蘇恪言冷靜地看著我,“此事還在查,我不會讓它這麽輕易就了事。”
很顯然他也不信。
葉鳶點頭,又問:“那查到那個給他送假死藥的人了嗎?”
蘇恪言搖頭,“還沒有。那天收了好處放那人進來的看守也已找不到人,怕是也已凶多吉少。”
葉鳶皺眉,“於大夫還在嗎?”
蘇恪言頓了一下,馬上猜到了葉鳶的意思,“應該在的,聽說今早還跑去求了父親,想讓他老人家出麵讓李大夫給他兒子瞧什麽病。”
嗬,果然啊,刀子隻有割在自己身上才知道疼。
葉鳶嗤笑,“求父親沒用,你讓人去給他傳話,想讓李老頭給他兒子瞧病,就讓他來求我。”
蘇恪言:“他應該很快就會過來。”
上午蘇盛已經派人過來請過怪老三,怪老三已明確說明了他的看病原則,所以如果於大夫真的想救他兒子,那肯定會親自過來討人情。

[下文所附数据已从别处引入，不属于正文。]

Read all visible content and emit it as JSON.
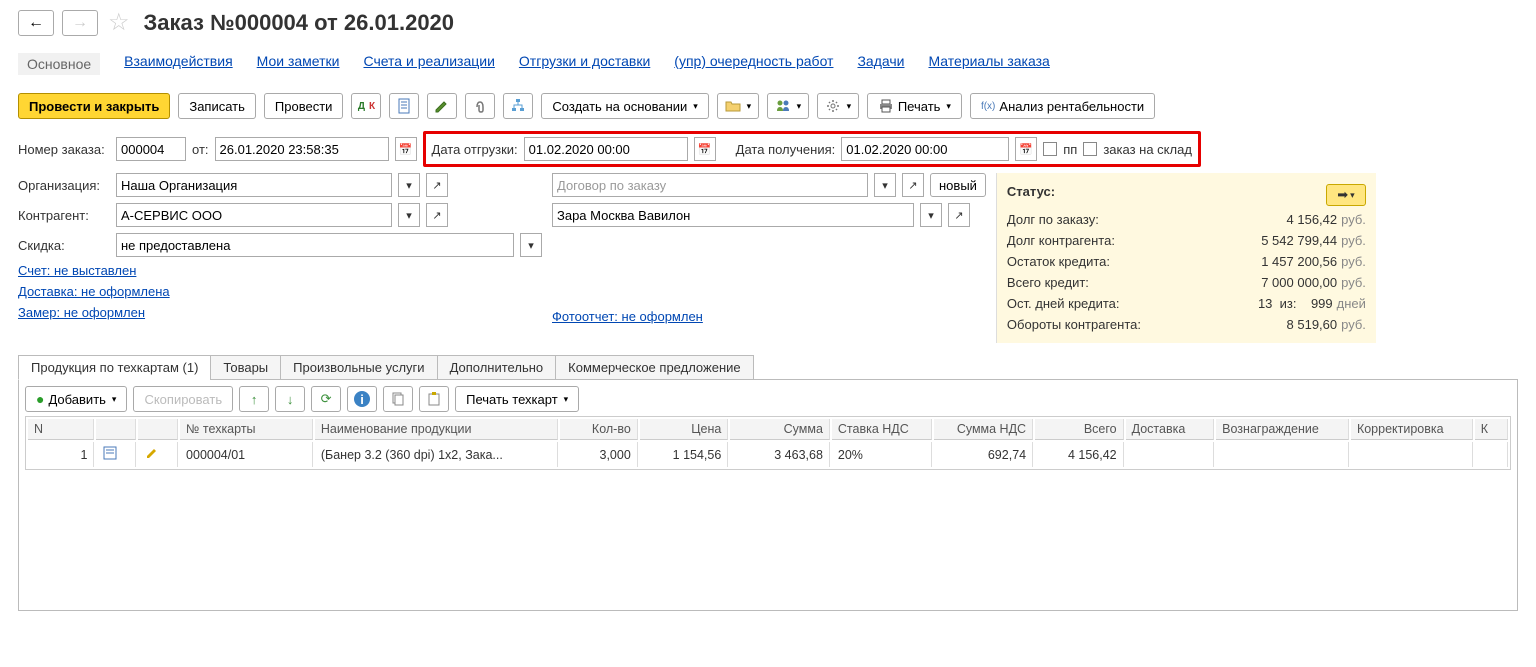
{
  "title": "Заказ №000004 от 26.01.2020",
  "nav_tabs": [
    "Основное",
    "Взаимодействия",
    "Мои заметки",
    "Счета и реализации",
    "Отгрузки и доставки",
    "(упр) очередность работ",
    "Задачи",
    "Материалы заказа"
  ],
  "toolbar": {
    "process_close": "Провести и закрыть",
    "record": "Записать",
    "process": "Провести",
    "create_based": "Создать на основании",
    "print": "Печать",
    "profit": "Анализ рентабельности"
  },
  "form": {
    "order_no_lbl": "Номер заказа:",
    "order_no": "000004",
    "from_lbl": "от:",
    "order_dt": "26.01.2020 23:58:35",
    "ship_lbl": "Дата отгрузки:",
    "ship_dt": "01.02.2020 00:00",
    "recv_lbl": "Дата получения:",
    "recv_dt": "01.02.2020 00:00",
    "pp_lbl": "пп",
    "to_stock_lbl": "заказ на склад",
    "org_lbl": "Организация:",
    "org": "Наша Организация",
    "contract_ph": "Договор по заказу",
    "new_btn": "новый",
    "contr_lbl": "Контрагент:",
    "contr": "А-СЕРВИС ООО",
    "addr": "Зара Москва Вавилон",
    "disc_lbl": "Скидка:",
    "disc": "не предоставлена",
    "invoice_link": "Счет: не выставлен",
    "delivery_link": "Доставка: не оформлена",
    "measure_link": "Замер: не оформлен",
    "photo_link": "Фотоотчет: не оформлен"
  },
  "status": {
    "title": "Статус:",
    "rows": [
      {
        "l": "Долг по заказу:",
        "v": "4 156,42",
        "u": "руб."
      },
      {
        "l": "Долг контрагента:",
        "v": "5 542 799,44",
        "u": "руб."
      },
      {
        "l": "Остаток кредита:",
        "v": "1 457 200,56",
        "u": "руб."
      },
      {
        "l": "Всего кредит:",
        "v": "7 000 000,00",
        "u": "руб."
      }
    ],
    "credit_days_lbl": "Ост. дней кредита:",
    "credit_days": "13",
    "of_lbl": "из:",
    "of_val": "999",
    "days_u": "дней",
    "turnover_lbl": "Обороты контрагента:",
    "turnover": "8 519,60",
    "turnover_u": "руб."
  },
  "subtabs": [
    "Продукция по техкартам (1)",
    "Товары",
    "Произвольные услуги",
    "Дополнительно",
    "Коммерческое предложение"
  ],
  "grid_toolbar": {
    "add": "Добавить",
    "copy": "Скопировать",
    "print_tc": "Печать техкарт"
  },
  "grid": {
    "cols": [
      "N",
      "",
      "",
      "№ техкарты",
      "Наименование продукции",
      "Кол-во",
      "Цена",
      "Сумма",
      "Ставка НДС",
      "Сумма НДС",
      "Всего",
      "Доставка",
      "Вознаграждение",
      "Корректировка",
      "К"
    ],
    "row": {
      "n": "1",
      "tc": "000004/01",
      "name": "(Банер 3.2 (360 dpi)  1x2, Зака...",
      "qty": "3,000",
      "price": "1 154,56",
      "sum": "3 463,68",
      "vat": "20%",
      "vat_sum": "692,74",
      "total": "4 156,42"
    }
  }
}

不過,他既然親自送上門了,那再回去可就沒那麽容易了。
葉鳶能想到的蘇恪言自然也能想到,肖祁受那麽重的傷,卻能在短期內恢複,必定是有人暗中幫他。
況且假死的藥也不是一般人能搞到的,最可能有這東西的人自然就是於大夫了。
兩人正說著,院中突然響起說話聲。
是吳管家和林副官。
蘇恪言撐著身子起來,拽過輪椅就往輪椅上坐。
要談事,坐在**不夠嚴肅,也擋葉鳶的視線。
吳管家和林副官一進門就看到蘇恪言自己坐到輪椅上的樣子,兩人臉上皆露出詫異之色。
蘇恪言轉過輪椅,淡淡瞥了眼門口兩人,輕嗤,“兩位這是什麽表情,見本帥身體好轉失望了?”
吳管家連忙首先站出來笑著哈腰,“四少,您這是哪裏的話,我們看到您好起來,高興還來不及。”
蘇恪言垂眸漫不經心地整理著身衫,“是嗎?吳管家如此口不對心,還真是難為你了。”